The jury began deliberating at about 12:30 p.m. and the verdict was returned after about 3:30 p.m. Several jurors approached after their verdict declined to comment.

Bonsib said one of the first decisions jurors would have had to make was whether his client was acting reasonably. He said that in his mind, the jury did, allowing the rest of the verdict to flow quickly from there.

“The jury agreed with us: There was nothing there,” Bonsib said.

Earlier coverage: Charges filed against agent for Metro shooting

“This case was never a case,” Bonsib said. “It should never have been brought. We said that from the very start.”
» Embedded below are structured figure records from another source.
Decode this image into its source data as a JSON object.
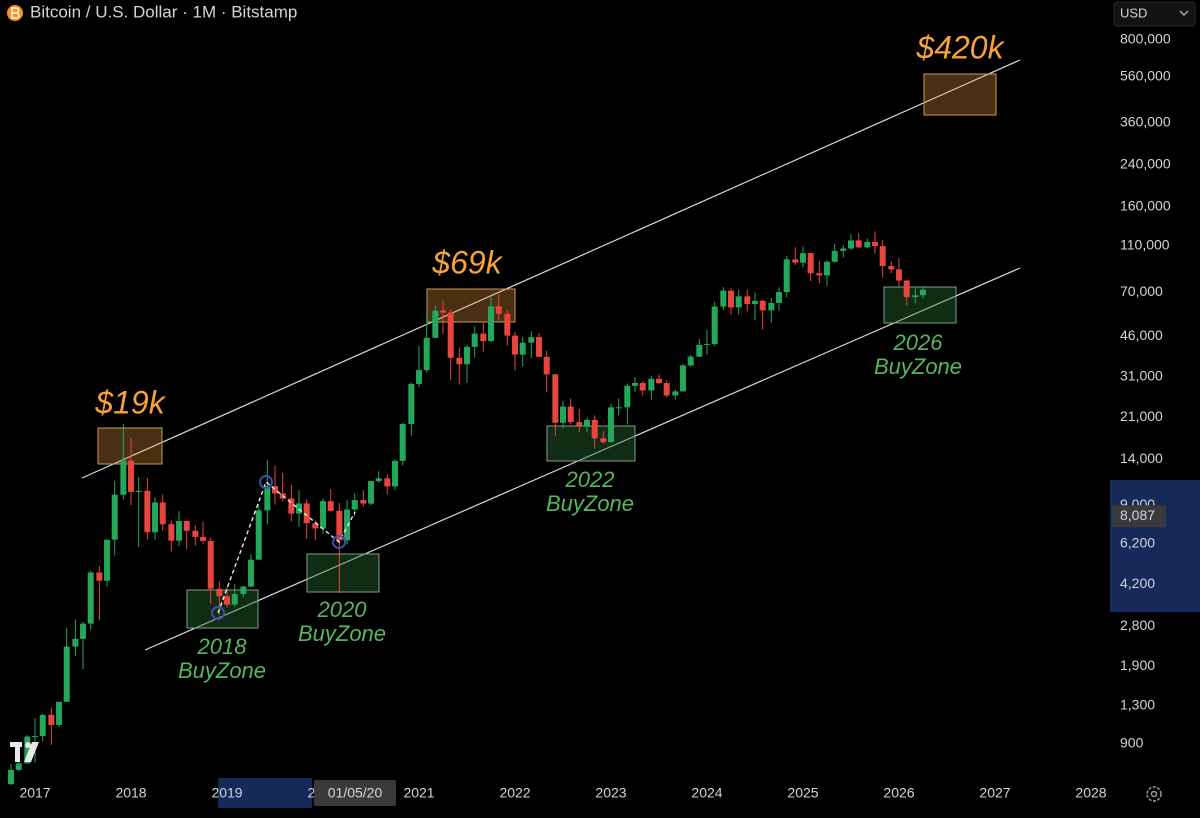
{
  "header": {
    "title": "Bitcoin / U.S. Dollar · 1M · Bitstamp",
    "currency": "USD"
  },
  "chart_data": {
    "type": "candlestick",
    "log_scale": true,
    "up_color": "#26a65b",
    "down_color": "#e5463f",
    "x": [
      2016.75,
      2016.83,
      2016.92,
      2017.0,
      2017.08,
      2017.17,
      2017.25,
      2017.33,
      2017.42,
      2017.5,
      2017.58,
      2017.67,
      2017.75,
      2017.83,
      2017.92,
      2018.0,
      2018.08,
      2018.17,
      2018.25,
      2018.33,
      2018.42,
      2018.5,
      2018.58,
      2018.67,
      2018.75,
      2018.83,
      2018.92,
      2019.0,
      2019.08,
      2019.17,
      2019.25,
      2019.33,
      2019.42,
      2019.5,
      2019.58,
      2019.67,
      2019.75,
      2019.83,
      2019.92,
      2020.0,
      2020.08,
      2020.17,
      2020.25,
      2020.33,
      2020.42,
      2020.5,
      2020.58,
      2020.67,
      2020.75,
      2020.83,
      2020.92,
      2021.0,
      2021.08,
      2021.17,
      2021.25,
      2021.33,
      2021.42,
      2021.5,
      2021.58,
      2021.67,
      2021.75,
      2021.83,
      2021.92,
      2022.0,
      2022.08,
      2022.17,
      2022.25,
      2022.33,
      2022.42,
      2022.5,
      2022.58,
      2022.67,
      2022.75,
      2022.83,
      2022.92,
      2023.0,
      2023.08,
      2023.17,
      2023.25,
      2023.33,
      2023.42,
      2023.5,
      2023.58,
      2023.67,
      2023.75,
      2023.83,
      2023.92,
      2024.0,
      2024.08,
      2024.17,
      2024.25,
      2024.33,
      2024.42,
      2024.5,
      2024.58,
      2024.67,
      2024.75,
      2024.83,
      2024.92,
      2025.0,
      2025.08,
      2025.17,
      2025.25,
      2025.33,
      2025.42,
      2025.5,
      2025.58,
      2025.67,
      2025.75,
      2025.83,
      2025.92,
      2026.0,
      2026.08,
      2026.17,
      2026.25
    ],
    "open": [
      610,
      700,
      745,
      965,
      970,
      1190,
      1080,
      1350,
      2300,
      2480,
      2870,
      4700,
      4340,
      6450,
      9950,
      13850,
      10220,
      10330,
      6930,
      9240,
      7490,
      6390,
      7730,
      7030,
      6630,
      6370,
      4020,
      3740,
      3450,
      3820,
      4100,
      5320,
      8560,
      10820,
      10080,
      9600,
      8300,
      9150,
      7560,
      7190,
      9350,
      8520,
      6410,
      8630,
      9450,
      9140,
      11350,
      11660,
      10780,
      13800,
      19700,
      28990,
      33110,
      45240,
      58800,
      57700,
      37300,
      35040,
      41460,
      47100,
      43820,
      61300,
      57000,
      46200,
      38480,
      43160,
      45540,
      37640,
      31790,
      19930,
      23300,
      20050,
      19420,
      20490,
      17160,
      16540,
      23130,
      23140,
      28470,
      29250,
      27220,
      30470,
      29230,
      25940,
      26970,
      34650,
      37720,
      42270,
      42580,
      61170,
      71290,
      60640,
      67490,
      62680,
      64630,
      58970,
      63330,
      70290,
      96410,
      93430,
      102400,
      84350,
      82550,
      94200,
      104600,
      107100,
      115750,
      108250,
      114050,
      109600,
      90400,
      87500,
      78600,
      67000,
      68200
    ],
    "high": [
      740,
      780,
      980,
      1150,
      1200,
      1280,
      1350,
      2760,
      2990,
      2920,
      4780,
      5000,
      6470,
      11400,
      19700,
      17200,
      11800,
      11700,
      9750,
      10000,
      7750,
      8500,
      7760,
      7400,
      7680,
      6600,
      4300,
      4100,
      4200,
      4150,
      5600,
      9100,
      13900,
      13200,
      12300,
      10950,
      10400,
      9550,
      7750,
      9600,
      10500,
      9200,
      9480,
      10080,
      10400,
      11400,
      12480,
      12100,
      14000,
      19900,
      29300,
      41900,
      58300,
      61800,
      64900,
      59500,
      41300,
      42400,
      50500,
      52900,
      67000,
      69000,
      59000,
      47900,
      45800,
      48200,
      47400,
      40000,
      31900,
      24700,
      25200,
      22800,
      21000,
      21400,
      18400,
      23900,
      25200,
      29100,
      31000,
      29800,
      31400,
      31800,
      30000,
      27500,
      35200,
      38400,
      44700,
      48900,
      64000,
      73800,
      72800,
      71900,
      72000,
      70000,
      65100,
      66500,
      73600,
      99600,
      108300,
      109300,
      102500,
      95000,
      95700,
      111900,
      110400,
      123200,
      124000,
      117900,
      126200,
      116400,
      94600,
      97900,
      79300,
      74000,
      74500
    ],
    "low": [
      605,
      690,
      745,
      750,
      920,
      890,
      1060,
      1350,
      2100,
      1850,
      2700,
      2970,
      4100,
      5540,
      9500,
      9000,
      6000,
      6450,
      6430,
      7030,
      5760,
      6070,
      5880,
      6100,
      6200,
      3480,
      3120,
      3350,
      3380,
      3700,
      4070,
      5320,
      7500,
      9050,
      9300,
      7700,
      7300,
      6500,
      6430,
      6850,
      8450,
      3850,
      6150,
      8100,
      8900,
      9000,
      11150,
      10000,
      10400,
      13200,
      17600,
      28100,
      32300,
      45000,
      47000,
      30000,
      28800,
      29300,
      37300,
      39600,
      43300,
      53300,
      42000,
      33000,
      34300,
      37200,
      37600,
      26700,
      17600,
      18800,
      19600,
      18200,
      18200,
      15500,
      16300,
      16500,
      21400,
      19600,
      26900,
      25900,
      24800,
      28900,
      25400,
      24900,
      26900,
      34100,
      37600,
      38500,
      41800,
      59100,
      56500,
      56600,
      58400,
      53500,
      49000,
      52500,
      58800,
      66800,
      91300,
      89200,
      78200,
      76600,
      74400,
      93300,
      98200,
      105100,
      107300,
      107200,
      102000,
      80600,
      84400,
      74500,
      62000,
      63000,
      66000
    ],
    "close": [
      700,
      745,
      965,
      970,
      1190,
      1080,
      1350,
      2300,
      2480,
      2870,
      4700,
      4340,
      6450,
      9950,
      13850,
      10220,
      10330,
      6930,
      9240,
      7490,
      6390,
      7730,
      7030,
      6630,
      6370,
      4020,
      3740,
      3450,
      3820,
      4100,
      5320,
      8560,
      10820,
      10080,
      9600,
      8300,
      9150,
      7560,
      7190,
      9350,
      8520,
      6410,
      8630,
      9450,
      9140,
      11350,
      11660,
      10780,
      13800,
      19700,
      28990,
      33110,
      45240,
      58800,
      57700,
      37300,
      35040,
      41460,
      47100,
      43820,
      61300,
      57000,
      46200,
      38480,
      43160,
      45540,
      37640,
      31790,
      19930,
      23300,
      20050,
      19420,
      20490,
      17160,
      16540,
      23130,
      23140,
      28470,
      29250,
      27220,
      30470,
      29230,
      25940,
      26970,
      34650,
      37720,
      42270,
      42580,
      61170,
      71290,
      60640,
      67490,
      62680,
      64630,
      58970,
      63330,
      70290,
      96410,
      93430,
      102400,
      84350,
      82550,
      94200,
      104600,
      107100,
      115750,
      108250,
      114050,
      109600,
      90400,
      87500,
      78600,
      67000,
      68200,
      72000
    ],
    "xlim": [
      2016.635,
      2028.198
    ],
    "xticks": [
      2017,
      2018,
      2019,
      2020,
      2021,
      2022,
      2023,
      2024,
      2025,
      2026,
      2027,
      2028
    ],
    "ylim": [
      635,
      1177000
    ],
    "yticks": [
      900,
      {
        "value": 1300,
        "label": "1,300"
      },
      {
        "value": 1900,
        "label": "1,900"
      },
      {
        "value": 2800,
        "label": "2,800"
      },
      {
        "value": 4200,
        "label": "4,200"
      },
      {
        "value": 6200,
        "label": "6,200"
      },
      {
        "value": 9000,
        "label": "9,000"
      },
      {
        "value": 14000,
        "label": "14,000"
      },
      {
        "value": 21000,
        "label": "21,000"
      },
      {
        "value": 31000,
        "label": "31,000"
      },
      {
        "value": 46000,
        "label": "46,000"
      },
      {
        "value": 70000,
        "label": "70,000"
      },
      {
        "value": 110000,
        "label": "110,000"
      },
      {
        "value": 160000,
        "label": "160,000"
      },
      {
        "value": 240000,
        "label": "240,000"
      },
      {
        "value": 360000,
        "label": "360,000"
      },
      {
        "value": 560000,
        "label": "560,000"
      },
      {
        "value": 800000,
        "label": "800,000"
      }
    ],
    "crosshair": {
      "price": {
        "value": 8087,
        "label": "8,087"
      },
      "date_label": "01/05/20"
    },
    "annotations": [
      {
        "text": "$19k"
      },
      {
        "text": "$69k"
      },
      {
        "text": "$420k"
      }
    ],
    "buy_zones": [
      {
        "lines": [
          "2018",
          "BuyZone"
        ]
      },
      {
        "lines": [
          "2020",
          "BuyZone"
        ]
      },
      {
        "lines": [
          "2022",
          "BuyZone"
        ]
      },
      {
        "lines": [
          "2026",
          "BuyZone"
        ]
      }
    ]
  }
}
He said he generally respects the Montgomery County State’s Attorney’s Office. “They usually make good decisions, but in this case they blew it,” he said.

State’s Attorney John McCarthy defended the prosecution, speaking after the verdict about how he had studied the key piece of evidence before charges were brought.

“At the end of the day,” McCarthy said, “when I looked at the video, I saw an unarmed man who was holding on a rail on a train — so he’s got one hand occupied. He never touches the other man, who never identifies himself as a police officer before he takes out his weapon and shoots him basically at point-blank point range.”

McCarthy also noted that another passenger was sitting nearby, supporting one of the charges against the agent of reckless endangerment.

“I thought the video told us what we needed to know,” he said.

Bonsib said Valdivia, who is married with three children, has had to spend two years with heavy charges hanging over him. He hopes to return to active duty soon with the FBI.

“He wants to go back to his normal life,” Bonsib said.